1158 - Anagram Division

PDF (English)

Statistics

Forum

Time Limit: 2 second(s)

Memory Limit: 32 MB

Given a string s and a positive integer d you have to determine how many permutations of s are divisible by d.

Input

Input starts with an integer T (≤ 200), denoting the number of test cases.

Each case contains a string s (1 ≤ s_length ≤ 10) and an integer d (1 ≤ d ≤ 1001). s will only contain decimal digits.

Output

For each case, print the case number and the number of permutations of s that are divisible by d.

Sample Input	Output for Sample Input
3 000 1 1234567890 1 123434 2	Case 1: 1 Case 2: 3628800 Case 3: 90

 

---

PROBLEM SETTER: ABDULLAH AL MAHMUD

SPECIAL THANKS: JANE ALAM JAN (SOLUTION, DATASET)

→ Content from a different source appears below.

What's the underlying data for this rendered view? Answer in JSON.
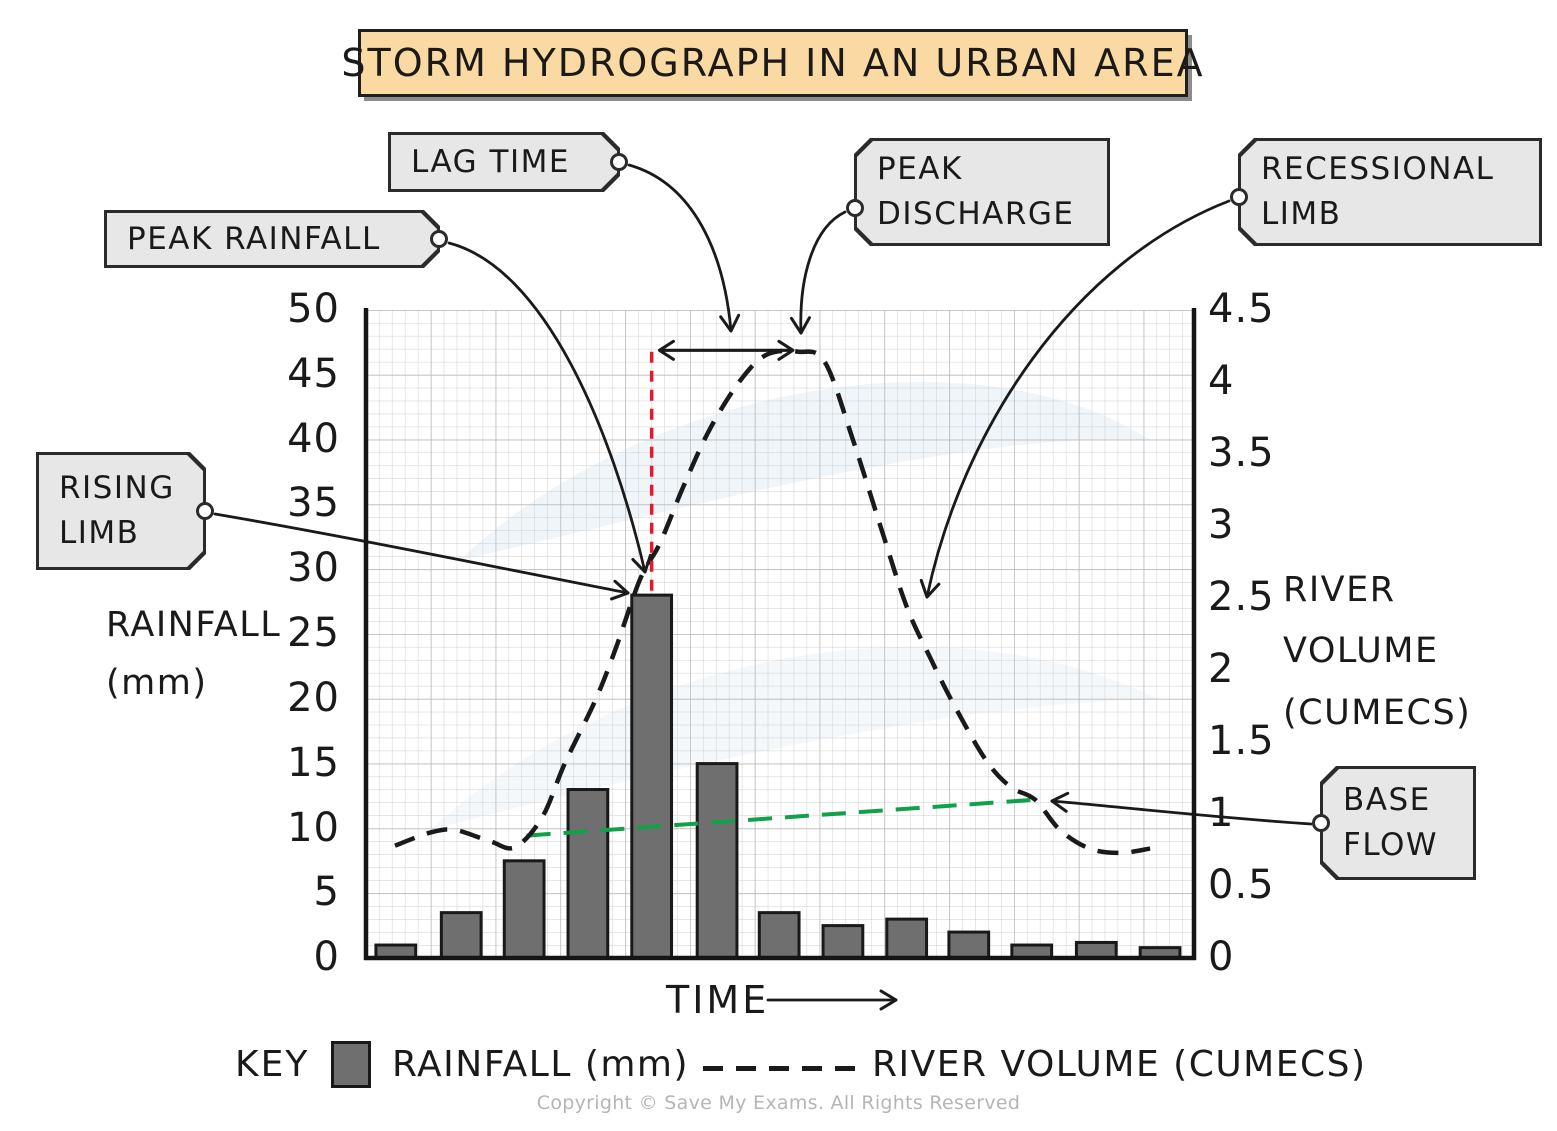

#pragma comment(linker, "/STACK:1024000000,1024000000")
#include<iostream>
#include<cstdio>
#include<cstring>
#include<algorithm>
#include<cmath>
#include<queue>
#include<stack>
#include<vector>
#include<set>
#include<map>

#define L(x) (x<<1)
#define R(x) (x<<1|1)
#define MID(x,y) ((x+y)>>1)

#define bug printf("hihi\n")

#define eps 1e-8
typedef long long ll;

using namespace std;

#define INF 0x3f3f3f3f
#define N 11

int p[11];
char c[N];
int dp[1<<N][1005];
int n,mod;
int vis[N];

void inint()
{
    p[0]=1;
    for(int i=1;i<N;i++)
        p[i]=p[i-1]*i;
}

int dfs(int cur,int le)
{
   // printf("%d\n",cur);
     if(cur==(1<<n)-1) return le ? 0:1;
     if(cur>=(1<<n)) return 0;

     if(dp[cur][le]!=-1) return dp[cur][le];
     dp[cur][le]=0;

     for(int i=0;i<n;i++)
     {
         if(cur&(1<<i)) continue;
         dp[cur][le]+=dfs(cur|(1<<i),(le*10+c[i]-'0')%mod);
     }
    return dp[cur][le];
}

int main()
{
    inint();
    int i,j,t,ca=0;
    scanf("%d",&t);
    while(t--)
    {
        scanf("%s%d",c,&mod);
        n=strlen(c);
        memset(vis,0,sizeof(vis));
        int te=1;
        for(int i=0;i<n;i++)
            vis[c[i]-'0']++;

        for(i=0;i<=9;i++)
            te=te*p[vis[i]];

        memset(dp,-1,sizeof(dp));
        printf("Case %d: %d\n",++ca,dfs(0,0)/te);
    }
  return 0;
}